Sebagai bagian dari upaya memperkuat pasokan gas nasional bagi sektor strategis, PT Perusahaan Gas Negara Tbk. atau PGN (PGAS) akhirnya memasok gas alam cair (liquefied natural gas/LNG) kepada PT Nusantara Regas.
Di tengah meningkatnya kebutuhan energi nasional, terutama untuk sektor kelistrikan dan industri, pada Senin (19/1/2026), Nusantara Regas telah menerima pasokan perdana LNG dari PGN.
Direktur Operasi & Komersial Nusantara Regas, Mahfud Fauzi menyebut bahwa penerimaan pasokan LNG dari PGAS dapat memperkuat peran jangka panjang Nusantara Regas dalam sistem energi nasional.
“Sejak awal beroperasi, Nusantara Regas telah menjadi bagian penting dalam menjaga kontinuitas suplai LNG nasional, khususnya untuk sektor kelistrikan. Penerimaan LNG perdana dari PGN ini menjadi tonggak strategis untuk memperkuat ketahanan energi nasional, seiring dengan meningkatnya kebutuhan energi listrik dan industri,” ujar Mahfud dalam keterangannya, Selasa (20/1/2026).
Dia menjelaskan bahwa suplai LNG tersebut akan difokuskan untuk mendukung aktivitas pembangkitan listrik dan industri melalui pemanfaatan infrastruktur gas yang terintegrasi.
“Suplai LNG PGN dialokasikan untuk memenuhi kebutuhan sektor industri, komersial, dan rumah tangga agar aktivitas ekonomi dapat terus berjalan secara stabil dan berkesinambungan.

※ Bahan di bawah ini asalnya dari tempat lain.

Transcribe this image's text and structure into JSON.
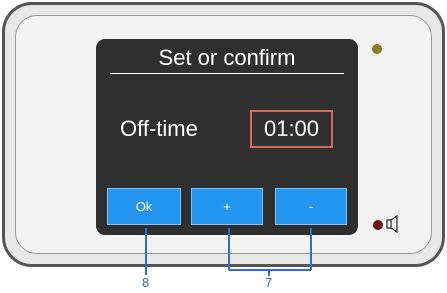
{
  "screen": {
    "title": "Set or confirm",
    "field_label": "Off-time",
    "field_value": "01:00"
  },
  "buttons": {
    "ok_label": "Ok",
    "plus_label": "+",
    "minus_label": "-"
  },
  "indicators": {
    "top_led_color": "#8d7a1c",
    "bottom_led_color": "#6b1313",
    "speaker_icon": "speaker-icon"
  },
  "callouts": {
    "ok_number": "8",
    "plus_minus_number": "7"
  },
  "colors": {
    "button_blue": "#2596f0",
    "value_border": "#d9685a",
    "callout_blue": "#2a6fd6",
    "screen_bg": "#2f2f2f"
  }
}
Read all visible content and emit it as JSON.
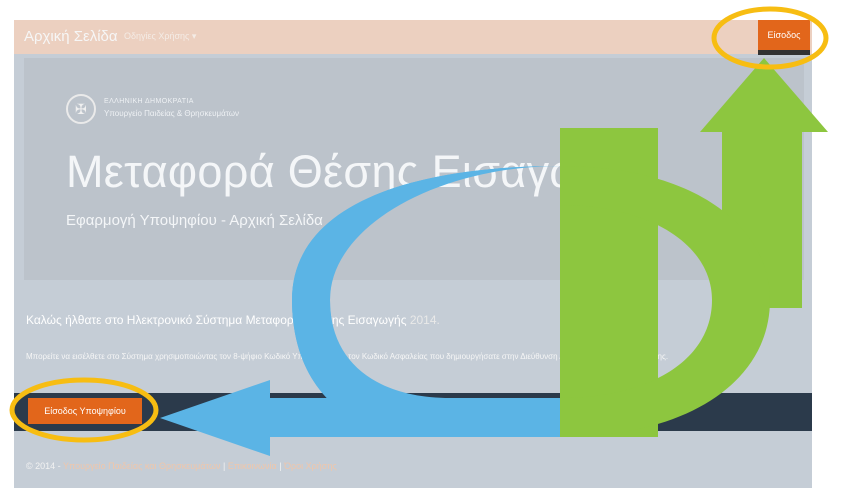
{
  "navbar": {
    "brand": "Αρχική Σελίδα",
    "menu_label": "Οδηγίες Χρήσης ▾",
    "login_label": "Είσοδος"
  },
  "header": {
    "ministry_line1": "ΕΛΛΗΝΙΚΗ ΔΗΜΟΚΡΑΤΙΑ",
    "ministry_line2": "Υπουργείο Παιδείας & Θρησκευμάτων",
    "title": "Μεταφορά Θέσης Εισαγωγής",
    "subtitle": "Εφαρμογή Υποψηφίου - Αρχική Σελίδα"
  },
  "main": {
    "welcome_text": "Καλώς ήλθατε στο Ηλεκτρονικό Σύστημα Μεταφοράς Θέσης Εισαγωγής",
    "welcome_year": "2014.",
    "instructions": "Μπορείτε να εισέλθετε στο Σύστημα χρησιμοποιώντας τον 8-ψήφιο Κωδικό Υποψηφίου και τον Κωδικό Ασφαλείας που δημιουργήσατε στην Διεύθυνση Δευτεροβάθμιας Εκπαίδευσης.",
    "candidate_button": "Είσοδος Υποψηφίου"
  },
  "footer": {
    "copyright": "© 2014 -",
    "ministry_link": "Υπουργείο Παιδείας και Θρησκευμάτων",
    "sep1": "|",
    "contact_link": "Επικοινωνία",
    "sep2": "|",
    "terms_link": "Όροι Χρήσης"
  },
  "colors": {
    "accent": "#e2661b",
    "highlight_ring": "#f7bd12",
    "arrow_green": "#8dc63f",
    "arrow_blue": "#5bb4e5",
    "dark_band": "#2b3a4b"
  }
}
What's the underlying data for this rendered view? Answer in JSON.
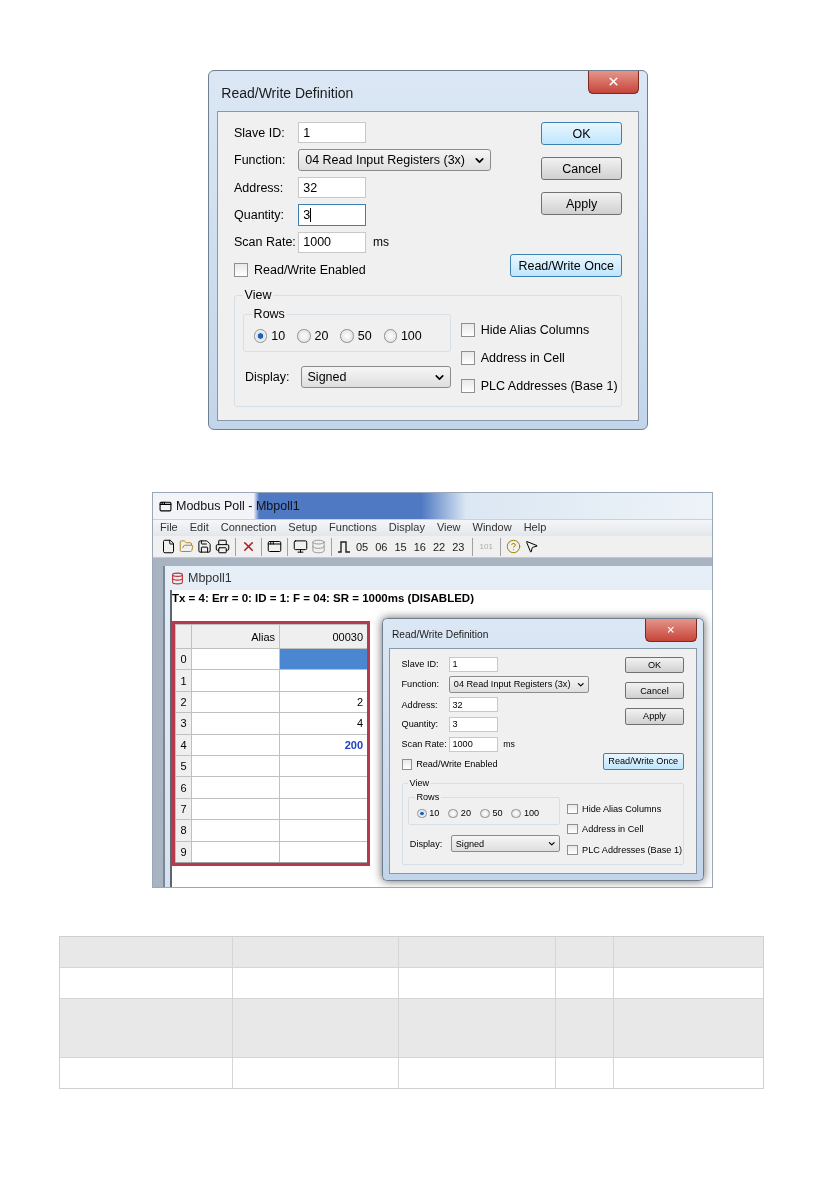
{
  "dialog_top": {
    "title": "Read/Write Definition",
    "fields": [
      {
        "label": "Slave ID:",
        "kind": "text",
        "value": "1"
      },
      {
        "label": "Function:",
        "kind": "select",
        "value": "04 Read Input Registers (3x)"
      },
      {
        "label": "Address:",
        "kind": "text",
        "value": "32"
      },
      {
        "label": "Quantity:",
        "kind": "text",
        "value": "3",
        "focused": true
      },
      {
        "label": "Scan Rate:",
        "kind": "text",
        "value": "1000",
        "unit": "ms"
      }
    ],
    "enable_checkbox": {
      "label": "Read/Write Enabled",
      "checked": false
    },
    "buttons": [
      {
        "label": "OK",
        "default": true
      },
      {
        "label": "Cancel",
        "default": false
      },
      {
        "label": "Apply",
        "default": false
      }
    ],
    "once_button": {
      "label": "Read/Write Once",
      "highlighted": true
    },
    "view": {
      "legend": "View",
      "rows_legend": "Rows",
      "rows_options": [
        {
          "label": "10",
          "selected": true
        },
        {
          "label": "20",
          "selected": false
        },
        {
          "label": "50",
          "selected": false
        },
        {
          "label": "100",
          "selected": false
        }
      ],
      "display_label": "Display:",
      "display_value": "Signed",
      "options": [
        {
          "label": "Hide Alias Columns",
          "checked": false
        },
        {
          "label": "Address in Cell",
          "checked": false
        },
        {
          "label": "PLC Addresses (Base 1)",
          "checked": false
        }
      ]
    }
  },
  "main_window": {
    "title": "Modbus Poll - Mbpoll1",
    "menu": [
      "File",
      "Edit",
      "Connection",
      "Setup",
      "Functions",
      "Display",
      "View",
      "Window",
      "Help"
    ],
    "toolbar": [
      {
        "kind": "new"
      },
      {
        "kind": "open"
      },
      {
        "kind": "save"
      },
      {
        "kind": "print"
      },
      {
        "kind": "sep"
      },
      {
        "kind": "delete"
      },
      {
        "kind": "sep"
      },
      {
        "kind": "window"
      },
      {
        "kind": "sep"
      },
      {
        "kind": "connect"
      },
      {
        "kind": "disconnect"
      },
      {
        "kind": "sep"
      },
      {
        "kind": "pulse"
      },
      {
        "kind": "text",
        "label": "05",
        "disabled": false
      },
      {
        "kind": "text",
        "label": "06",
        "disabled": false
      },
      {
        "kind": "text",
        "label": "15",
        "disabled": false
      },
      {
        "kind": "text",
        "label": "16",
        "disabled": false
      },
      {
        "kind": "text",
        "label": "22",
        "disabled": false
      },
      {
        "kind": "text",
        "label": "23",
        "disabled": false
      },
      {
        "kind": "sep"
      },
      {
        "kind": "text",
        "label": "101",
        "disabled": true
      },
      {
        "kind": "sep"
      },
      {
        "kind": "help"
      },
      {
        "kind": "context_help"
      }
    ],
    "child": {
      "title": "Mbpoll1",
      "status": "Tx = 4: Err = 0: ID = 1: F = 04: SR = 1000ms  (DISABLED)",
      "columns": [
        "Alias",
        "00030"
      ],
      "rows": [
        {
          "index": "0",
          "selected": true
        },
        {
          "index": "1",
          "selected": false
        },
        {
          "index": "2",
          "value": "2",
          "selected": false
        },
        {
          "index": "3",
          "value": "4",
          "selected": false
        },
        {
          "index": "4",
          "value": "200",
          "color": "#2040c0",
          "selected": false
        },
        {
          "index": "5",
          "selected": false
        },
        {
          "index": "6",
          "selected": false
        },
        {
          "index": "7",
          "selected": false
        },
        {
          "index": "8",
          "selected": false
        },
        {
          "index": "9",
          "selected": false
        }
      ]
    },
    "dialog": {
      "title": "Read/Write Definition",
      "fields": [
        {
          "label": "Slave ID:",
          "kind": "text",
          "value": "1"
        },
        {
          "label": "Function:",
          "kind": "select",
          "value": "04 Read Input Registers (3x)"
        },
        {
          "label": "Address:",
          "kind": "text",
          "value": "32"
        },
        {
          "label": "Quantity:",
          "kind": "text",
          "value": "3"
        },
        {
          "label": "Scan Rate:",
          "kind": "text",
          "value": "1000",
          "unit": "ms"
        }
      ],
      "enable_checkbox": {
        "label": "Read/Write Enabled",
        "checked": false
      },
      "buttons": [
        {
          "label": "OK",
          "default": false
        },
        {
          "label": "Cancel",
          "default": false
        },
        {
          "label": "Apply",
          "default": false
        }
      ],
      "once_button": {
        "label": "Read/Write Once",
        "highlighted": true
      },
      "view": {
        "legend": "View",
        "rows_legend": "Rows",
        "rows_options": [
          {
            "label": "10",
            "selected": true
          },
          {
            "label": "20",
            "selected": false
          },
          {
            "label": "50",
            "selected": false
          },
          {
            "label": "100",
            "selected": false
          }
        ],
        "display_label": "Display:",
        "display_value": "Signed",
        "options": [
          {
            "label": "Hide Alias Columns",
            "checked": false
          },
          {
            "label": "Address in Cell",
            "checked": false
          },
          {
            "label": "PLC Addresses (Base 1)",
            "checked": false
          }
        ]
      }
    }
  },
  "empty_table": {
    "rows": [
      {
        "kind": "shaded"
      },
      {
        "kind": "plain"
      },
      {
        "kind": "tall_shaded"
      },
      {
        "kind": "plain"
      }
    ]
  }
}
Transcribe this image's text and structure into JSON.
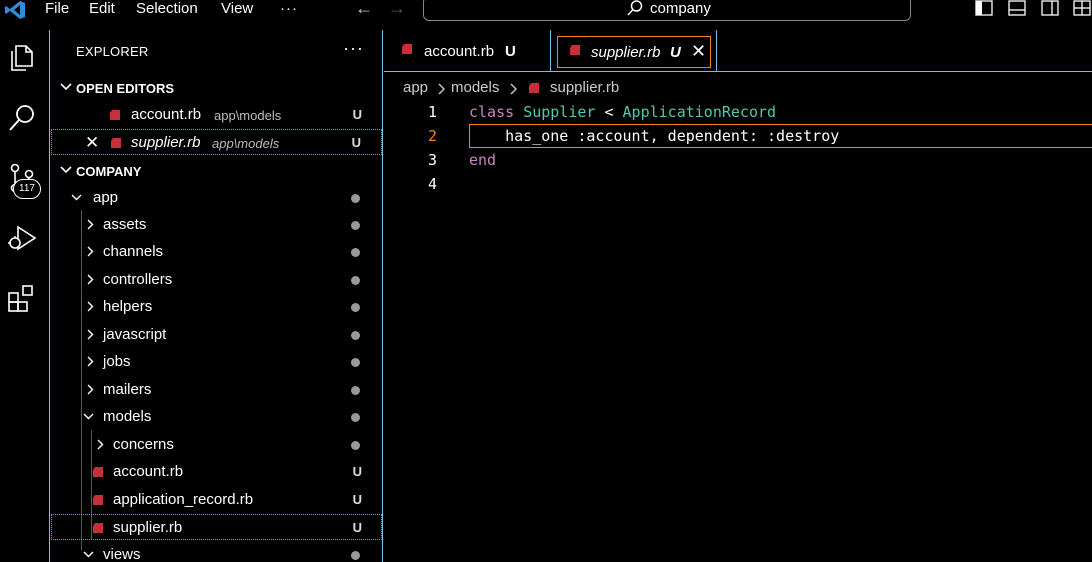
{
  "menu": {
    "items": [
      "File",
      "Edit",
      "Selection",
      "View"
    ],
    "more": "···"
  },
  "search": {
    "text": "company"
  },
  "activity": {
    "source_control_badge": "117"
  },
  "sidebar": {
    "title": "EXPLORER",
    "more": "···",
    "open_editors": {
      "label": "OPEN EDITORS",
      "items": [
        {
          "name": "account.rb",
          "path": "app\\models",
          "status": "U"
        },
        {
          "name": "supplier.rb",
          "path": "app\\models",
          "status": "U"
        }
      ]
    },
    "project": {
      "label": "COMPANY",
      "tree": [
        {
          "name": "app"
        },
        {
          "name": "assets"
        },
        {
          "name": "channels"
        },
        {
          "name": "controllers"
        },
        {
          "name": "helpers"
        },
        {
          "name": "javascript"
        },
        {
          "name": "jobs"
        },
        {
          "name": "mailers"
        },
        {
          "name": "models"
        },
        {
          "name": "concerns"
        },
        {
          "name": "account.rb",
          "status": "U"
        },
        {
          "name": "application_record.rb",
          "status": "U"
        },
        {
          "name": "supplier.rb",
          "status": "U"
        },
        {
          "name": "views"
        }
      ]
    }
  },
  "editor": {
    "tabs": [
      {
        "label": "account.rb",
        "status": "U"
      },
      {
        "label": "supplier.rb",
        "status": "U",
        "close": "✕"
      }
    ],
    "breadcrumb": [
      "app",
      "models",
      "supplier.rb"
    ],
    "line_numbers": [
      "1",
      "2",
      "3",
      "4"
    ],
    "code": {
      "l1_kw": "class",
      "l1_cls": "Supplier",
      "l1_op": "<",
      "l1_base": "ApplicationRecord",
      "l2": "    has_one :account, dependent: :destroy",
      "l3_kw": "end"
    }
  },
  "colors": {
    "accent": "#f38518",
    "border": "#6fc3df",
    "ruby": "#c7303b",
    "keyword": "#c586c0",
    "class": "#4ec9b0"
  }
}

Gas hasil regasifikasi selanjutnya disalurkan melalui sistem ORF Muara Karang dan jaringan pipa PGN untuk menjangkau pengguna akhir,” tuturnya.
Adapun, proses ship-to-ship transfer LNG tersebut berlangsung pada 19–21 Januari 2026, dengan kegiatan commissioning dan penyerahan gas PGN dilaksanakan pada 20 Januari 2026.
Selanjutnya, gas hasil regasifikasi dialirkan melalui proses gas-in di Onshore Receiving Facility (ORF) Muara Karang sebelum disalurkan ke jaringan pipa gas.
Mahfud mengungkapkan, pasokan LNG tersebut direncanakan sebanyak tiga kargo sepanjang 2026 dan bersumber dari Kilang LNG Tangguh Papua.
Melalui infrastruktur PGN, imbuhnya, penyaluran gas dapat dilakukan dengan kapasitas maksimum hingga 100 juta standar kaki kubik per hari (MMscfd), dengan kemampuan continuous operation sebesar 60 MMscfd untuk menjamin keandalan suplai.
Sebagai gambaran, Nusantara Regas yang merupakan operator terminal LNG nasional telah melayani dan menyalurkan gas hasil regasifikasi LNG sejak 2012, terutama untuk mendukung pasokan energi sektor kelistrikan.
Selama lebih dari satu dekade, Nusantara Regas berperan strategis dalam memastikan ketersediaan gas bumi yang andal dan berkelanjutan, seiring dengan pertumbuhan permintaan energi nasional dan upaya transisi menuju energi yang lebih bersih.
Adapun, operasi LNG dan gas PGN ini terealisasi sebagai bentuk kolaborasi seluruh stakeholder gas meliputi SKK Migas, Kementerian ESDM, LNG Supplier, PGN, Pertamina, PLN, dan Nusantara Regas selaku pengelola terminal.
Melalui sinergi dengan berbagai pemangku kepentingan di sektor energi, Nusantara Regas akan terus mengoptimalkan pemanfaatan infrastruktur LNG dan gas bumi guna menjawab kebutuhan energi nasional yang terus berkembang.
Langkah ini sekaligus mendukung transisi energi menuju bauran yang lebih bersih, efisien, dan berkelanjutan, khususnya bagi sektor kelistrikan dan industri sebagai penggerak utama perekonomian.
Untuk diketahui, Nusantara Regas adalah afiliasi PT Pertamina (Persero) yang didirikan bersama PGN, yang bertugas mengoperasikan Floating Storage & Regasification Unit (FSRU) Jawa Barat di Perairan Teluk Jakarta dan Onshore Receiving Facilities Muara Karang, DKI Jakarta.
Fasilitas ini menerima dan memproses LNG menjadi pasokan energi pembangkit listrik yang punya peran vital di Jakarta dan Jawa bagian barat.